Category Archives: music marketing

I Need to Get Better

This is a reply to myself in the previous blog, “What Happened to Built-in Crowds”. (This is nothing new, I argue with myself all the time).

I need to get better. I need to sing better, I need to play guitar better, I need to compose better music, I need to write better lyrics.

Marketing and promotion can only help if you’re good. At something. Maybe you’re not a great singer, but people will come hear you if you’re a good guitar player or songwriter. Maybe you’re not a good guitar player, but people will come hear you if you’re a good singer.

If you’re just average, and not really good at anything, your friends will come see you– for awhile. But to win fans you have to be good, at something.

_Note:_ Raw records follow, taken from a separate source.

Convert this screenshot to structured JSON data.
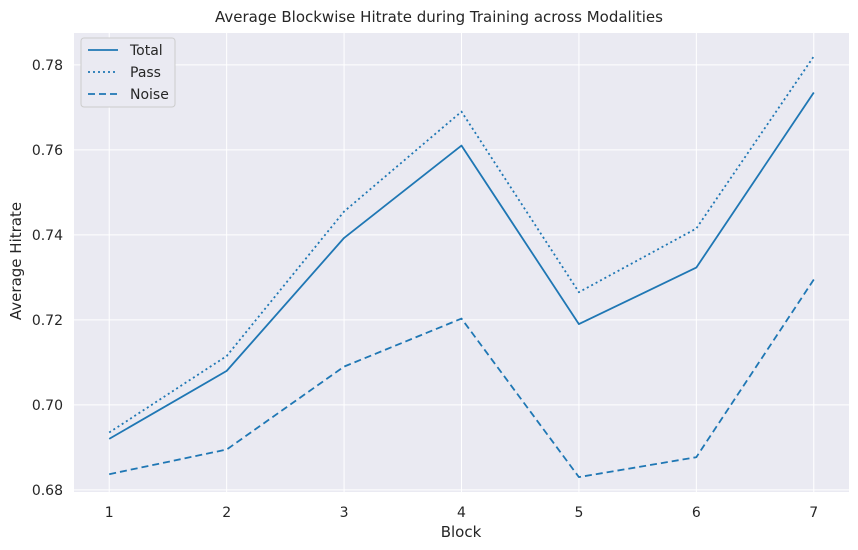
{
  "chart_data": {
    "type": "line",
    "title": "Average Blockwise Hitrate during Training across Modalities",
    "xlabel": "Block",
    "ylabel": "Average Hitrate",
    "x": [
      1,
      2,
      3,
      4,
      5,
      6,
      7
    ],
    "xticks": [
      "1",
      "2",
      "3",
      "4",
      "5",
      "6",
      "7"
    ],
    "yticks": [
      "0.68",
      "0.70",
      "0.72",
      "0.74",
      "0.76",
      "0.78"
    ],
    "xlim": [
      0.7,
      7.3
    ],
    "ylim": [
      0.6795,
      0.7875
    ],
    "grid": true,
    "legend_position": "top-left",
    "series": [
      {
        "name": "Total",
        "style": "solid",
        "color": "#1f77b4",
        "values": [
          0.692,
          0.708,
          0.7393,
          0.761,
          0.719,
          0.7323,
          0.7735
        ]
      },
      {
        "name": "Pass",
        "style": "dotted",
        "color": "#1f77b4",
        "values": [
          0.6935,
          0.7115,
          0.7455,
          0.769,
          0.7265,
          0.7415,
          0.782
        ]
      },
      {
        "name": "Noise",
        "style": "dashed",
        "color": "#1f77b4",
        "values": [
          0.6837,
          0.6895,
          0.709,
          0.7203,
          0.683,
          0.6877,
          0.7295
        ]
      }
    ]
  },
  "colors": {
    "plot_background": "#eaeaf2",
    "grid": "#ffffff",
    "line": "#1f77b4"
  }
}
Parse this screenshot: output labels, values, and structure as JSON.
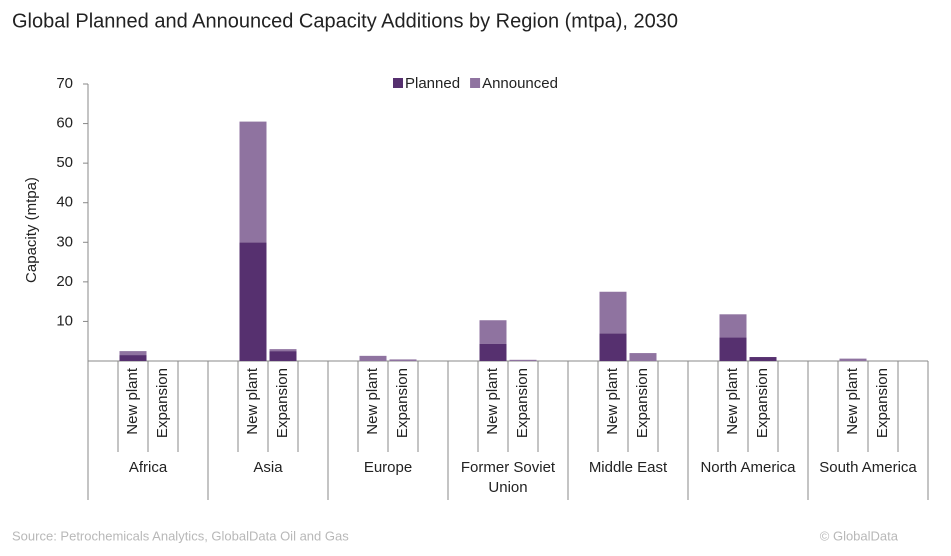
{
  "chart_data": {
    "type": "stacked_bar",
    "title": "Global Planned and Announced Capacity Additions by Region (mtpa), 2030",
    "y_label": "Capacity (mtpa)",
    "source": "Source: Petrochemicals Analytics, GlobalData Oil and Gas",
    "copyright": "© GlobalData",
    "groups": [
      "Africa",
      "Asia",
      "Europe",
      "Former Soviet Union",
      "Middle East",
      "North America",
      "South America"
    ],
    "categories": [
      "New plant",
      "Expansion",
      "New plant",
      "Expansion",
      "New plant",
      "Expansion",
      "New plant",
      "Expansion",
      "New plant",
      "Expansion",
      "New plant",
      "Expansion",
      "New plant",
      "Expansion"
    ],
    "series": [
      {
        "name": "Planned",
        "color": "#56306f",
        "values": [
          1.5,
          0,
          30,
          2.5,
          0,
          0,
          4.3,
          0,
          7,
          0,
          6,
          1,
          0,
          0
        ]
      },
      {
        "name": "Announced",
        "color": "#8f73a0",
        "values": [
          1,
          0,
          30.5,
          0.5,
          1.3,
          0.4,
          6,
          0.3,
          10.5,
          2,
          5.8,
          0,
          0.6,
          0
        ]
      }
    ],
    "ylim": [
      0,
      70
    ],
    "yticks": [
      10,
      20,
      30,
      40,
      50,
      60,
      70
    ],
    "legend": "top"
  }
}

If you’re good, people will open doors for you. They’ll tell their friends about you– “You have to hear this!” Other musicians will invite you to open for them at a gig. The word will get around. That’s more important that the best website, the best MySpace or Facebook sites, Twitter, emails, etc.

Of course if you are good, then the-above mentioned promotional tools can really help.

It’s hard to evaluate oneself, but I think I’m a decent guitar player, a decent songwriter, and a below-average singer. So I’m taking singing lessons to improve my singing. But I also think I need to improve my musicianship and composing.

I’m going to spend less time on promotion and more time getting better. I want to hear rumors of people emailing their friends saying, “you’ve got to hear this guy Rob Roper”. I want to hear other bands or singer-songwriters approach me and say, “Your music is important, I want to help turn people on to you. Will you open for me next month?” When I hear those sort of things, I’ll know I’m good.

Rob

Art and Commerce, or No One Owes You Anything

If you put your heart and soul into creating a work of art, whether it be a song or a painting, do you have the right to demand that people appreciate it, take the time to admire it, maybe even spend money on it?

No.

Nobody owes you anything.

You can create whatever kind of music you want. Nobody’s stopping you. But as soon as you want other people to spend their time and/or money on your work, you’ve now entered the world of commerce. And the rules of commerce now apply.

If I want someone to spend money, or perhaps more valuable, their time listening to my music, I have to offer them something in return. My music must do something for them. Make them laugh, make them cry, make them think, or perhaps just be beautiful and allow them to appreciate beauty.

As common sense as that sounds, it took me awhile to figure that out.

If you’re a performer and/or songwriter, put on your music consumer hat for a minute. If I come to you and say, “Dude! You should buy my CD! You should take time out of your evening and pay the cover charge to come see me play!” What are you thinking? What if my music doesn’t do anything for you? Would you spend your time and money on me just because I’m a nice guy? Just because I spent hundreds of hours, much introspection and soul-searching, to write these songs? Maybe. But that means you’re doing it out of sympathy. Or even worse, pity.

Nobody owes me anything. It’s my–and your–job to figure out how our music can serve people. Then people will spend their time and money on us because they benefit from listening to it. And that’s how it should be.